Dankbar, überlebt zu haben
WER den Film Die Brücke am Kwai gesehen hat, kann sich meine Geschichte wohl leicht vorstellen. Ich war während des Zweiten Weltkriegs in japanischer Gefangenschaft und gehörte zu denen, die die Eisenbahnstrecke entlang dem Kwai (heute Khwae Noi) bauen mußten.
Unsere niederländischen und einheimischen Streitkräfte hatten im März 1942, nach Tagen des Rückzugs vor der überlegenen japanischen Armee, bei Bandung (Java) kapituliert. Wir verbrachten einige Wochen in einem Zivilgefängnis am Ort, bevor uns eines Morgens gesagt wurde, wir sollten uns für einen langen Marsch bereit machen.

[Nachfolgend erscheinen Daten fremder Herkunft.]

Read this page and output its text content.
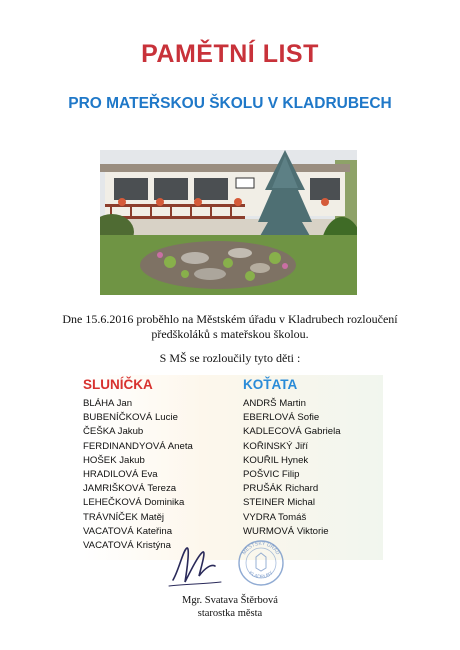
PAMĚTNÍ LIST
PRO MATEŘSKOU ŠKOLU V KLADRUBECH
Dne 15.6.2016 proběhlo na Městském úřadu v Kladrubech rozloučení
předškoláků s mateřskou školou.
S MŠ se rozloučily tyto děti :
SLUNÍČKA
BLÁHA Jan
BUBENÍČKOVÁ Lucie
ČEŠKA Jakub
FERDINANDYOVÁ Aneta
HOŠEK Jakub
HRADILOVÁ Eva
JAMRIŠKOVÁ Tereza
LEHEČKOVÁ Dominika
TRÁVNÍČEK Matěj
VACATOVÁ Kateřina
VACATOVÁ Kristýna
KOŤATA
ANDRŠ Martin
EBERLOVÁ Sofie
KADLECOVÁ Gabriela
KOŘINSKÝ Jiří
KOUŘIL Hynek
POŠVIC Filip
PRUŠÁK Richard
STEINER Michal
VYDRA Tomáš
WURMOVÁ Viktorie
MĚSTSKÝ ÚŘAD
KLADRUBY
Mgr. Svatava Štěrbová
starostka města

Zuerst wurden wir jedoch mit dem Zug von Bandung nach Batavia (jetzt Jakarta), der wichtigsten Stadt Javas, verfrachtet. Von dort aus brachte uns ein Schiff nach Singapur, wo wir in einen Zug gepfercht wurden, mit dem wir etwa 1 500 Kilometer weit nach Siam (jetzt Thailand) fuhren. Vor der Hauptstadt Bangkok bog unser Zug nach Westen auf eine Nebenstrecke ab und erreichte schließlich Kanchanaburi nahe der Grenze zu Birma (heute Myanmar).
Man hatte die Eisenbahntrasse entlang dem Kwai geplant, da man durch den Fluß immer Trinkwasser und Waschgelegenheiten hatte. Wir halbverhungerten Gefangenen sollten nun die Eisenbahn nach Birma hinein bauen. Lastwagen brachten uns erst auf einer Asphaltstraße und anschließend auf einer Schotterpiste zum ersten Kriegsgefangenenlager. Am nächsten Morgen fuhr man uns in ein zweites Lager.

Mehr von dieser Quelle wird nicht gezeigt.